Ve birden gözüm tepemdeki koskoca ve yıldızlarla kaplı gökyüzünü seyre dalmıştı. Önceleri kuzeyden esen rüzgar, tenimi fazla saramamıştı bu düş oyunlarının içinde fakat, sonraları gecenin ayazı, beni sanki çepeçevre yakalamıştı ılık elleriyle...
Bir adam gibi...
Kimsesiz ama narin bir hevesle.
Düşündükçe, "düş bahçemi" daha da aralar oldum; girdim içeri usulca. Yalnız başıma ve kafam dik yürüyordum ıssız, ama sen kokan çayırlarda.
Adını tıpkı ilk günkü gibi, koca harflerle kazımakla meşguldüm bu bastığım her karış toprağın en ufak metrekaresine. Sonraları yani zaman bizi bir şeyler paylaşmaya sürüklediğinde, iş işten geçmişti bile. Kalbim o denli kırmızıydı ki ben bir an duraklayıp acaba "İçimdeki ben mi?" diye uzun uzadıya düşünmek durumunda kalmıştım.
Kıyamadım hiç. Öyle güzel atıyordu ki, ağzımdaki birikmiş kelimeler dahi içimdeki bu güzelliği ifşa etmeye yetmemişti. Kısacası kifayetsiz kalmıştı. Saat gece yarısını epeyi geçmişti, ama ben bu kafamın üstünde öylece uzanan gökyüzüne baka baka, hayallerin kısa bir gösterimine tanıklık ediyordum.
Zaten kolay kolay ertelenebilecek bir şey değildi bu içimde yaşanan. Beni bana aşık edip sonrada zavallı düşünceleri yine bana saplayacak olan.
---
Bir an öylece susup düşlerin arasında ikamet etmek çok güzeldi oysa. Hayaller, tutkular, çekilen tüm karın ağrıları ve daha niceleri...
Kısacası hepsi aklıma birer birer geliyor, bana sanki bir tören alayı seyrediyormuşum edasıyla görünüveriyorlardı. Daha sonra gözlerimi var gücümle kapadım ve içimden, "Şu olanlara bak! Nerdeyse koca bir dönem bu defter ve her sayfasında bir yaşanmışlık gizli" diye geçirdim.

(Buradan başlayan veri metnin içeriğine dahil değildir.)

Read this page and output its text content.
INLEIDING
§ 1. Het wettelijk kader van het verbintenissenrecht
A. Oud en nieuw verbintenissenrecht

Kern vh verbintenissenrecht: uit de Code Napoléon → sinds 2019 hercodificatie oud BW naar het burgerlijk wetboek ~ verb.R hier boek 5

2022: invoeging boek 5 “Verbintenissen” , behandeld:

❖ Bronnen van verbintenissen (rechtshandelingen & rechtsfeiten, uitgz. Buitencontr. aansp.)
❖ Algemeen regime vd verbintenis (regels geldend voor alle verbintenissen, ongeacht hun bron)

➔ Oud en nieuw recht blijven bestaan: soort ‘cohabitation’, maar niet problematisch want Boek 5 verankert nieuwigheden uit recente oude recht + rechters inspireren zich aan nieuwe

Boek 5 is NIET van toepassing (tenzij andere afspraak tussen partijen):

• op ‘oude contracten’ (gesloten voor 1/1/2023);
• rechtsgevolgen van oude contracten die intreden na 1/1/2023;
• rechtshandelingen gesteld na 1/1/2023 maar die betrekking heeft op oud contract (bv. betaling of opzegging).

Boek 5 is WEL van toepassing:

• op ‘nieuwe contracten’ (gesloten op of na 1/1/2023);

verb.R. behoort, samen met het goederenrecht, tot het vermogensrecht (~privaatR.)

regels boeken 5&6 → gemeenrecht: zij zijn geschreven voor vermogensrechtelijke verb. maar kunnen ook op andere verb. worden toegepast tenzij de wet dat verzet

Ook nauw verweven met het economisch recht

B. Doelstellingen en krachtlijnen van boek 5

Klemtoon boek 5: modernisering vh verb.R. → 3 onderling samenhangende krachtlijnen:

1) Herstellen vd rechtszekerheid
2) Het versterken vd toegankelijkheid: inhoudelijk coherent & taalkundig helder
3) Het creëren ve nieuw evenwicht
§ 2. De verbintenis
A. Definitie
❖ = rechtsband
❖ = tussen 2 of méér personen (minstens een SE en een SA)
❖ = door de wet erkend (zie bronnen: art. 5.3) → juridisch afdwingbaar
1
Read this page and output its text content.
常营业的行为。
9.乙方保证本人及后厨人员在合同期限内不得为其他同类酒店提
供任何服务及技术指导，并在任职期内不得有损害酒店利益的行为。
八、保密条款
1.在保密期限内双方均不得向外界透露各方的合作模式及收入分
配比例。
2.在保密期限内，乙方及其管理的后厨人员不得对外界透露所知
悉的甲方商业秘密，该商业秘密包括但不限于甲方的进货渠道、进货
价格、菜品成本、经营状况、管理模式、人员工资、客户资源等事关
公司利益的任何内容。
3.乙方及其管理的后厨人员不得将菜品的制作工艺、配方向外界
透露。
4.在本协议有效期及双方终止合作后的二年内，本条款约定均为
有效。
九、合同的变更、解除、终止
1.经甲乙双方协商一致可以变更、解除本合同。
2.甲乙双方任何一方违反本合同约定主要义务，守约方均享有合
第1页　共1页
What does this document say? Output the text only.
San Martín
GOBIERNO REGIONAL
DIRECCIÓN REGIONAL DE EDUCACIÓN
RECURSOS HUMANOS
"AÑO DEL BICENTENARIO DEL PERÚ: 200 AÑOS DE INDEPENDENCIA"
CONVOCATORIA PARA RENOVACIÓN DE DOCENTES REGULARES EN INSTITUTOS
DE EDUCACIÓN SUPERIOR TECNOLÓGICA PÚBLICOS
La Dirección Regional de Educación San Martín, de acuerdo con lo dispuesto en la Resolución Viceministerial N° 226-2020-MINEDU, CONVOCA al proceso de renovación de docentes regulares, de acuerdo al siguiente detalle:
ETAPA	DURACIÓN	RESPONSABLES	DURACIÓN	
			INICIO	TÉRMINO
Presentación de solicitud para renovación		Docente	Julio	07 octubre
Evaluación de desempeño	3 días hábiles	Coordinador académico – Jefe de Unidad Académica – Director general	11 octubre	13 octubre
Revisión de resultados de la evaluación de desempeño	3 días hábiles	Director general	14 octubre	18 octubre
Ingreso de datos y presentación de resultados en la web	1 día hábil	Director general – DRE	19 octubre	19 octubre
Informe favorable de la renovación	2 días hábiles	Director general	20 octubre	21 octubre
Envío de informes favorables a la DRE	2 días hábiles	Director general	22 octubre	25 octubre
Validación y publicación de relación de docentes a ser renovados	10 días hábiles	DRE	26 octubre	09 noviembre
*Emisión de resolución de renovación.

Ne kadarda sevgi dolu ve büyük bir aşktı bizimkisi. Siyah ve beyaz olan, bir kar yağdığında şehrimin her metrekaresinde sen kokan ve yağan her yağmur tanesinde, çevremde buram buram buharı tüten bir histi oysa ki. Evet, o aslında bir adamdı; giymişti üzerine siyahın en matem rengini, dilindeki hala o bildik sevda türkülerine rağmen.